DT-216P2 is a small molecule therapy designed to increase the body’s natural production of frataxin, the protein that is deficient in people with Friedrich ataxia. It works by targeting the root cause of the disease – a GAA repeat expansion in the FXN gene that disrupts how the gene is read resulting in reduced frataxin protein. DT-216P2 selectively targets this expanded sequence to recruit the body’s own machinery, restore proper gene activity and increase natural frataxin protein levels.
A Phase 1 study of multiple increasing doses of DT-216P2 in people with FA is planned. Participants will be enrolled for up to 12 weeks and administered doses of DT-216P2 once a week, with regular safety assessments after dosing.
Anyone considering participating in a clinical trial should discuss the matter with their physician.
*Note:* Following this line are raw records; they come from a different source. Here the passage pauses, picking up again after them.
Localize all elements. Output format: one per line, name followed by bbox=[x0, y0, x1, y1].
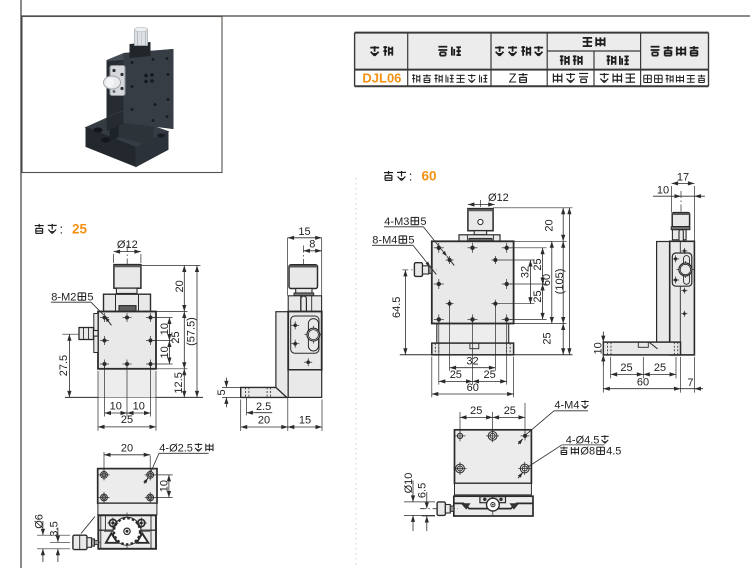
svg-text:25: 25 bbox=[484, 369, 496, 381]
svg-text:10: 10 bbox=[657, 185, 669, 197]
svg-text:20: 20 bbox=[258, 414, 270, 426]
svg-text:25: 25 bbox=[72, 222, 88, 237]
svg-text:10: 10 bbox=[110, 400, 122, 412]
svg-text:Ø12: Ø12 bbox=[117, 239, 138, 251]
svg-text:60: 60 bbox=[637, 377, 649, 389]
svg-text:8: 8 bbox=[309, 239, 315, 251]
svg-text:20: 20 bbox=[121, 443, 133, 455]
svg-text:DJL06: DJL06 bbox=[362, 71, 401, 86]
svg-text:25: 25 bbox=[654, 362, 666, 374]
svg-text:10: 10 bbox=[133, 400, 145, 412]
svg-text:5: 5 bbox=[408, 234, 414, 246]
svg-text:32: 32 bbox=[466, 355, 478, 367]
svg-text:20: 20 bbox=[543, 219, 555, 231]
svg-text:32: 32 bbox=[520, 266, 532, 278]
svg-text:27.5: 27.5 bbox=[58, 355, 70, 376]
svg-text:60: 60 bbox=[467, 382, 479, 394]
svg-text:25: 25 bbox=[121, 414, 133, 426]
svg-text:6.5: 6.5 bbox=[416, 483, 428, 498]
svg-text:4.5: 4.5 bbox=[606, 446, 621, 458]
svg-text:(105): (105) bbox=[554, 269, 566, 295]
svg-text::: : bbox=[60, 222, 64, 237]
svg-text:15: 15 bbox=[298, 226, 310, 238]
svg-text:7: 7 bbox=[687, 377, 693, 389]
svg-text:5: 5 bbox=[216, 389, 228, 395]
svg-text:64.5: 64.5 bbox=[391, 297, 403, 318]
svg-text:60: 60 bbox=[541, 274, 553, 286]
svg-text:Ø12: Ø12 bbox=[488, 192, 509, 204]
svg-text:Ø8: Ø8 bbox=[580, 446, 595, 458]
svg-text:10: 10 bbox=[592, 342, 604, 354]
svg-text:25: 25 bbox=[504, 405, 516, 417]
svg-text:25: 25 bbox=[470, 405, 482, 417]
svg-text:2.5: 2.5 bbox=[256, 401, 271, 413]
svg-text:15: 15 bbox=[299, 414, 311, 426]
svg-text:Z: Z bbox=[509, 71, 517, 86]
svg-text:4-M4: 4-M4 bbox=[554, 399, 579, 411]
svg-text:20: 20 bbox=[174, 280, 186, 292]
svg-text:60: 60 bbox=[422, 169, 437, 184]
svg-text:8-M2: 8-M2 bbox=[51, 291, 76, 303]
svg-text:25: 25 bbox=[532, 290, 544, 302]
svg-text:25: 25 bbox=[532, 258, 544, 270]
svg-text:25: 25 bbox=[170, 331, 182, 343]
svg-text:8-M4: 8-M4 bbox=[372, 234, 397, 246]
svg-text:25: 25 bbox=[620, 362, 632, 374]
svg-text:(57.5): (57.5) bbox=[186, 317, 198, 346]
svg-text:10: 10 bbox=[159, 346, 171, 358]
svg-text:25: 25 bbox=[542, 332, 554, 344]
svg-text:Ø6: Ø6 bbox=[34, 514, 46, 529]
svg-text:5: 5 bbox=[420, 216, 426, 228]
svg-text:25: 25 bbox=[450, 369, 462, 381]
svg-text:Ø10: Ø10 bbox=[403, 473, 415, 494]
svg-text:10: 10 bbox=[159, 480, 171, 492]
svg-text:3.5: 3.5 bbox=[48, 521, 60, 536]
svg-text:17: 17 bbox=[677, 171, 689, 183]
svg-text:4-M3: 4-M3 bbox=[384, 216, 409, 228]
svg-text:4-Ø2.5: 4-Ø2.5 bbox=[159, 442, 193, 454]
svg-text:5: 5 bbox=[87, 291, 93, 303]
svg-text:12.5: 12.5 bbox=[173, 372, 185, 393]
svg-text::: : bbox=[409, 169, 413, 184]
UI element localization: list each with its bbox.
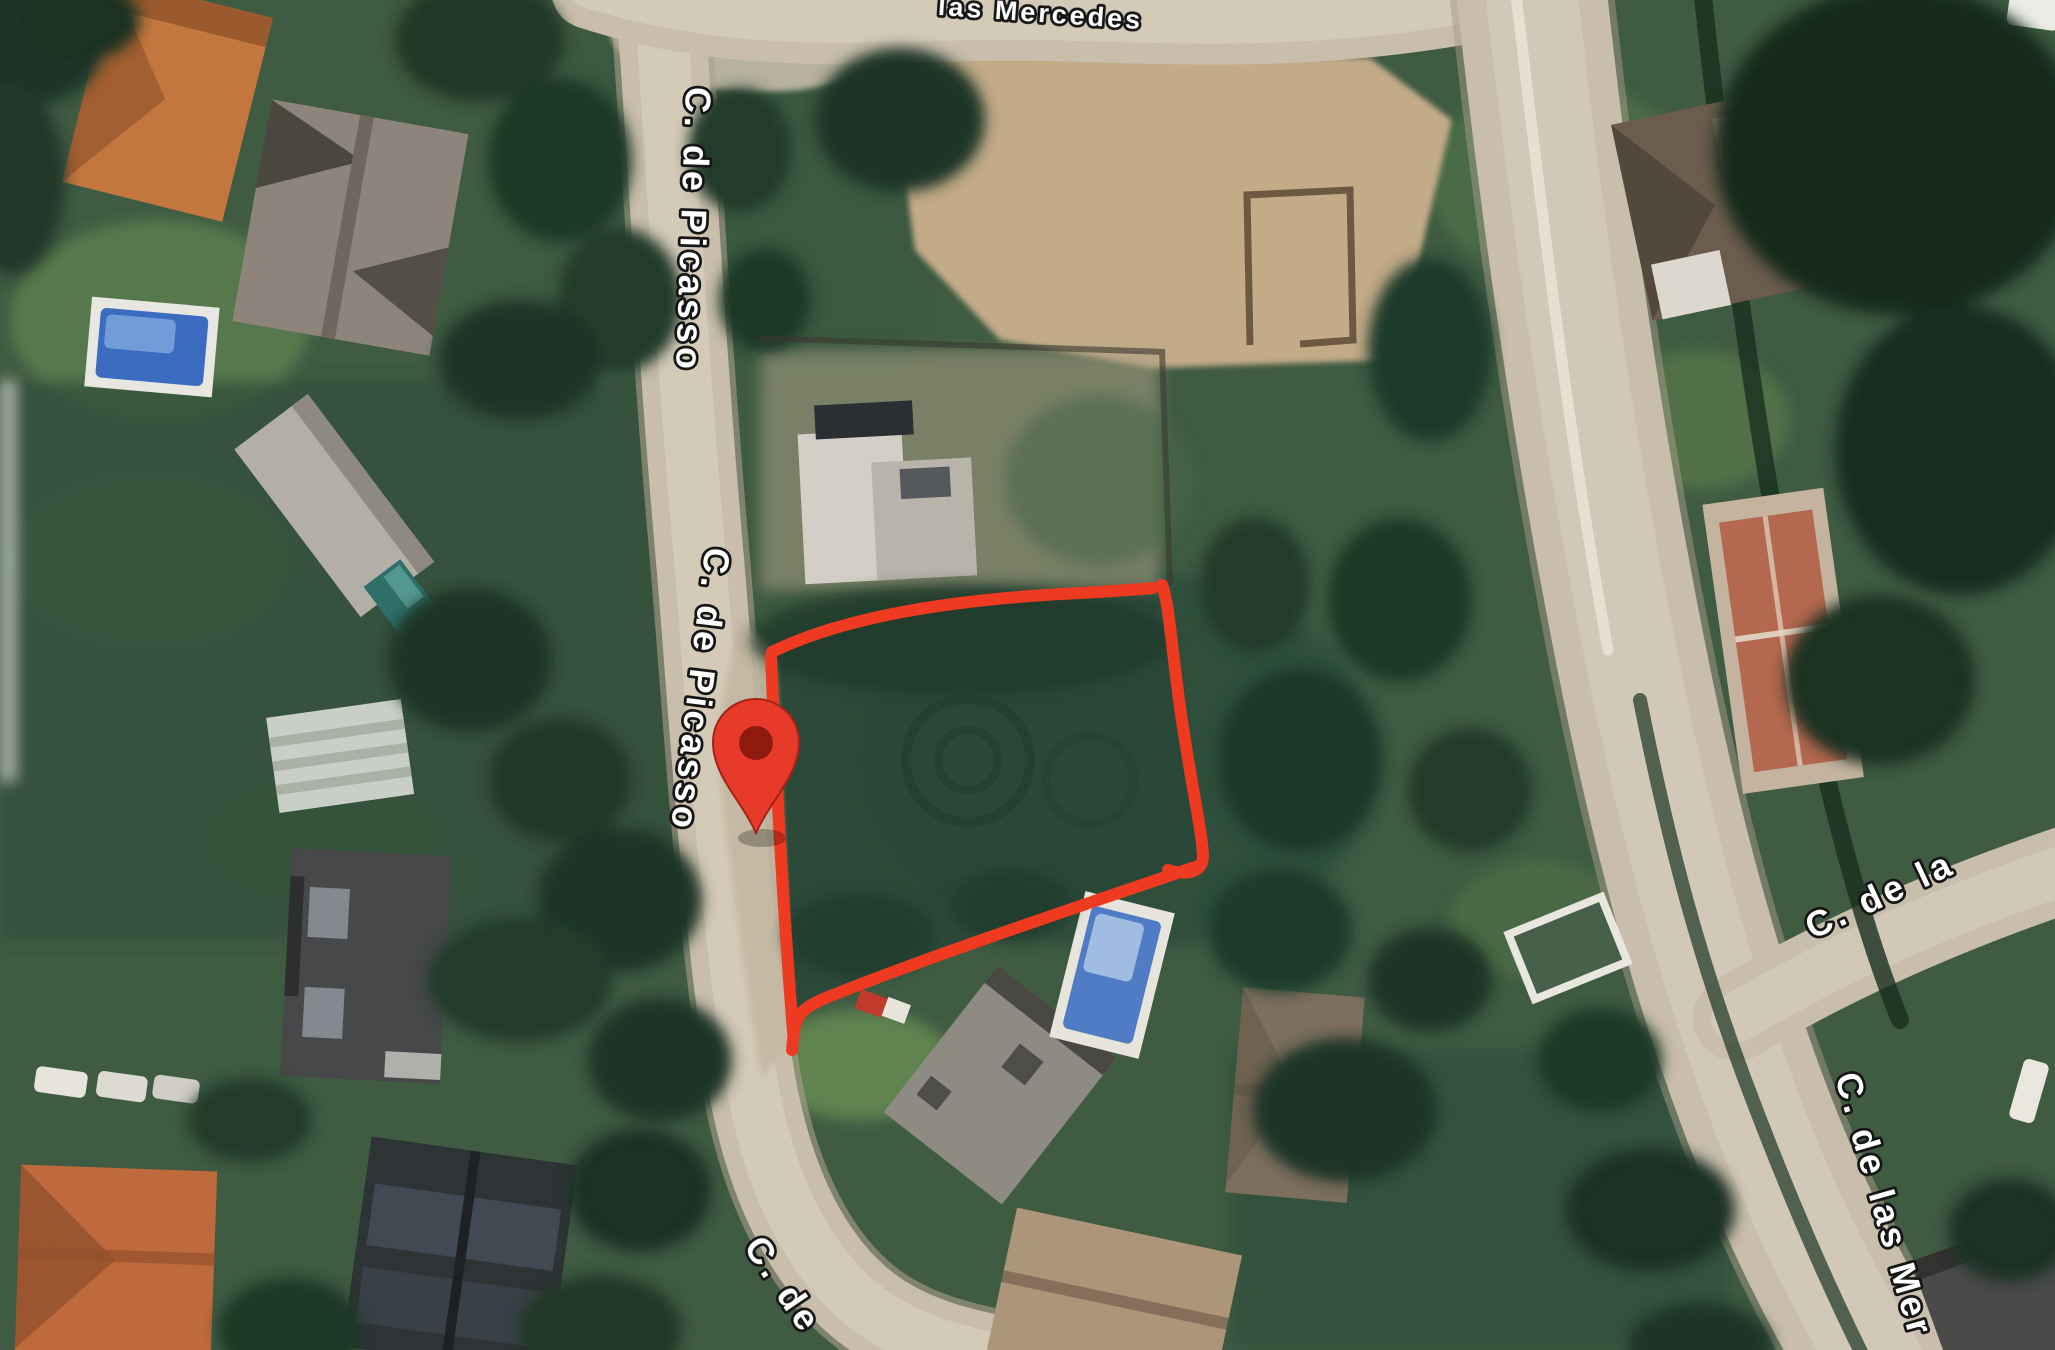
- pin-inner-dot: [739, 726, 773, 760]
- house-orange-bottom-left: [15, 1165, 218, 1350]
- pool-top-left: [84, 297, 219, 398]
- house-dark-bottom-left: [280, 848, 452, 1084]
- satellite-map[interactable]: las Mercedes C. de Picasso C. de Picasso…: [0, 0, 2055, 1350]
- house-gray-top-left: [232, 99, 468, 355]
- greenhouse-left: [266, 699, 414, 813]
FARA does not endorse or recommend any particular studies.
Study Details:
Compensation for time, travel, and participation will be provided for eligible participants.
You May Be Eligible if You:
- Are male or female between the ages of 18 to 65 years old (inclusive) at screening
- Can perform basic daily care, such as feeding yourself and personal hygiene, with minimal assistance
- Can sit up with thighs and arms together crossed without requiring support on more than 2 sides
- Stage 5.5 or less on the Functional Staging for Ataxia (FSA) at screening
Other inclusion/ exclusion criteria may apply.